Alberta government releases draft version of updated K-4 curriculum

The Alberta government on Thursday released draft documents of the updated curriculum for students in kindergarten through Grade 4.

The documents incorporate feedback received on a previous version that was posted online in the spring of 2017 as part of a curriculum survey.

Education Minister David Eggen said the curriculum upheaval is a transparent process, noting the working documents, which cover six subjects for K-4 students, have been seen by parents who attended consultation meetings.

"There's no element of secrecy here, we simply wanted to have working drafts that were incorporating different layers of input," Eggen said before a roundtable discussion on the future of the K-12 math curriculum.

"Each step along the way, we're building a more coherent scope and sequence and curriculum, so what we have now is still definitely working papers."

Eggen noted some of the information shared with public working groups was unofficially made public, prompting the decision to release the drafts in their entirety on Thursday.

"I would have preferred that we could have put it into a little bit better format and incorporated some of the input that we got from the public meetings and so forth, but you know, it is what it is and it'll be out there and it'll be fine," he said.
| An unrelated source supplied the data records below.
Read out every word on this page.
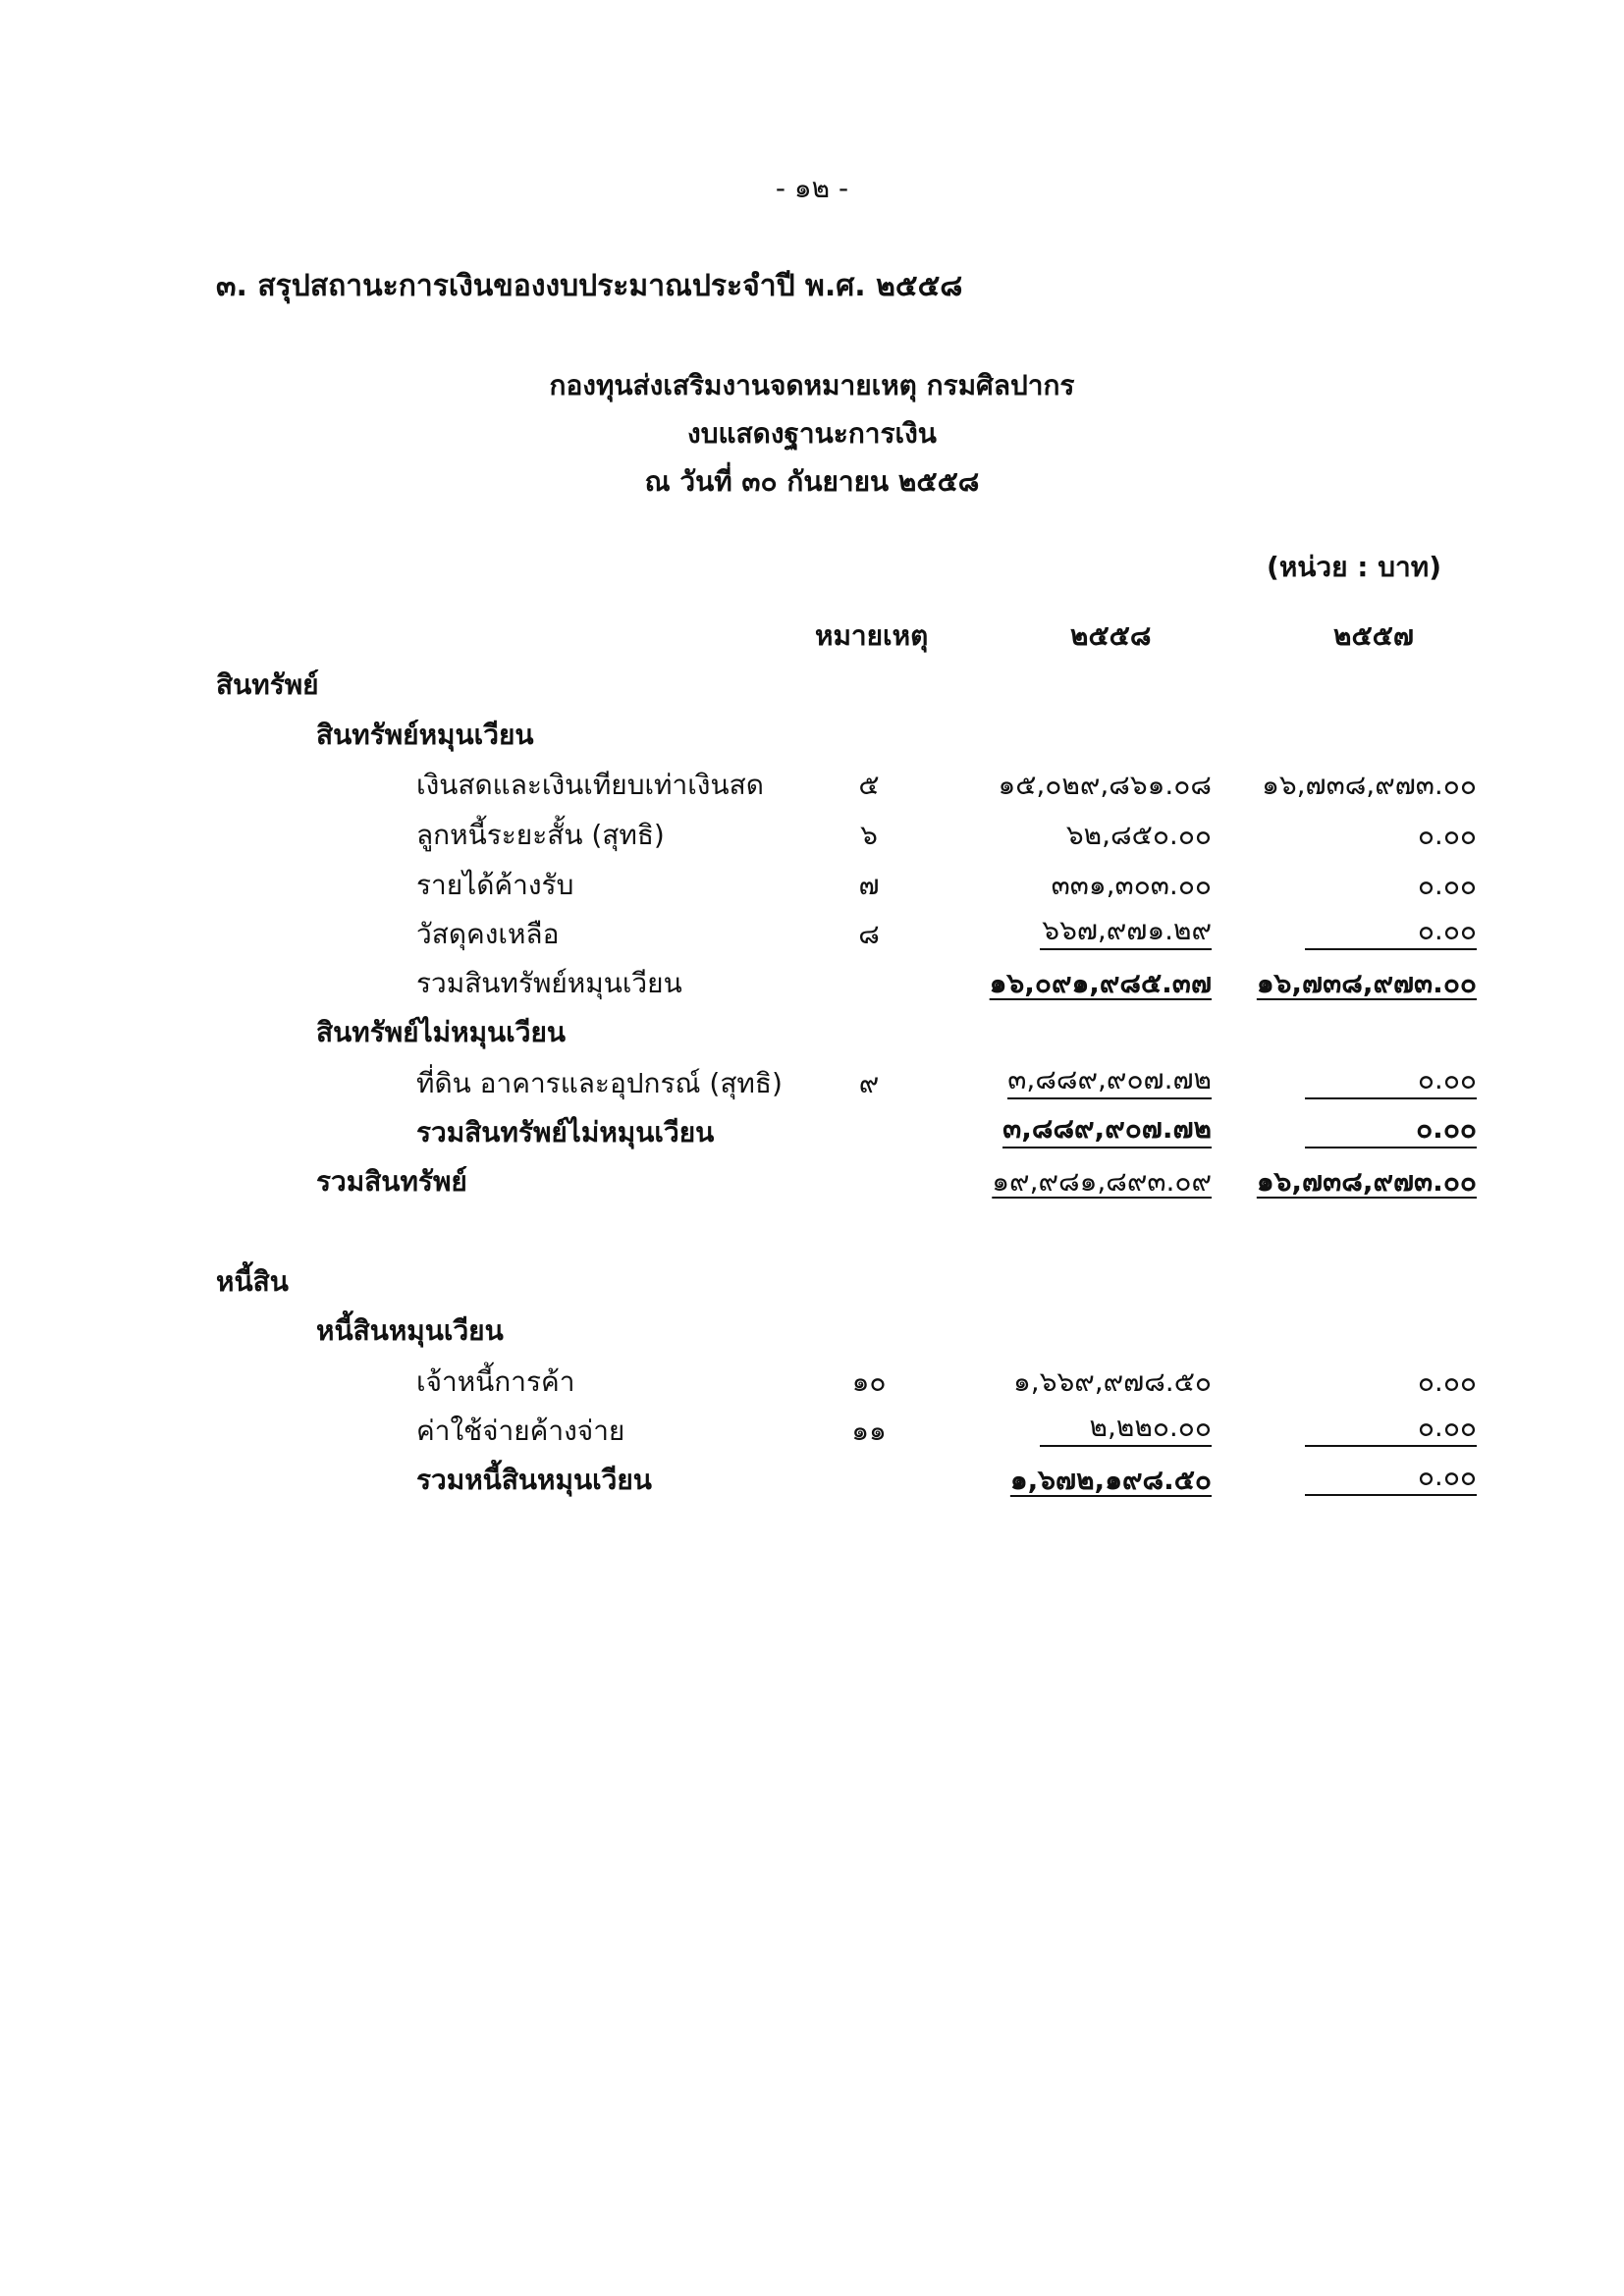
- ๑๒ -
๓. สรุปสถานะการเงินของงบประมาณประจำปี พ.ศ. ๒๕๕๘
กองทุนส่งเสริมงานจดหมายเหตุ กรมศิลปากร
งบแสดงฐานะการเงิน
ณ วันที่ ๓๐ กันยายน ๒๕๕๘
(หน่วย : บาท)
หมายเหตุ	๒๕๕๘	๒๕๕๗
สินทรัพย์
สินทรัพย์หมุนเวียน
เงินสดและเงินเทียบเท่าเงินสด	๕	๑๕,๐๒๙,๘๖๑.๐๘ ๑๖,๗๓๘,๙๗๓.๐๐
ลูกหนี้ระยะสั้น (สุทธิ)	๖	๖๒,๘๕๐.๐๐	๐.๐๐
รายได้ค้างรับ	๗	๓๓๑,๓๐๓.๐๐	๐.๐๐
วัสดุคงเหลือ	๘	๖๖๗,๙๗๑.๒๙	๐.๐๐
รวมสินทรัพย์หมุนเวียน	๑๖,๐๙๑,๙๘๕.๓๗ ๑๖,๗๓๘,๙๗๓.๐๐
สินทรัพย์ไม่หมุนเวียน
ที่ดิน อาคารและอุปกรณ์ (สุทธิ)	๙	๓,๘๘๙,๙๐๗.๗๒	๐.๐๐
รวมสินทรัพย์ไม่หมุนเวียน	๓,๘๘๙,๙๐๗.๗๒	๐.๐๐
รวมสินทรัพย์	๑๙,๙๘๑,๘๙๓.๐๙ ๑๖,๗๓๘,๙๗๓.๐๐
หนี้สิน
หนี้สินหมุนเวียน
เจ้าหนี้การค้า	๑๐	๑,๖๖๙,๙๗๘.๕๐	๐.๐๐
ค่าใช้จ่ายค้างจ่าย	๑๑	๒,๒๒๐.๐๐	๐.๐๐
รวมหนี้สินหมุนเวียน	๑,๖๗๒,๑๙๘.๕๐	๐.๐๐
The documents released Thursday will be updated further in the next week or so, Eggen's press secretary Lindsay Harvey said.

Kenney claimed curriculum being rewritten in secret

The new K-4 curriculum is expected to be completed by the end of 2018. Work on the Grade 5-12 curriculum will begin after that.

At the United Conservative Party's founding annual general meeting in May, party leader Jason Kenney said the NDP is rewriting the curriculum in secret, adding it was based on "social engineering and more failed teaching fads."

"If the NDP tries to smuggle more of their politics into the classroom through their curriculum, we will put that curriculum through the shredder and go right back to the drawing board," Kenney said then.

Eggen said Kenney is politicizing the work of the experts who were consulted for the curriculum review.

"The suggestion that you would take good work like that and put it through the shredder for political purposes, I find that deeply offensive," Eggen said.

Contents of the drafts

The draft documents show proposals for eight subject areas including arts, mathematics, social studies, science, French, wellness, and English and French language arts.

Learning outcomes for Grade 4 students, for example, include the ability to tell time using analog clocks, perform controlled experiments and understand that Alberta's history is shaped by a variety of experiences and perspectives.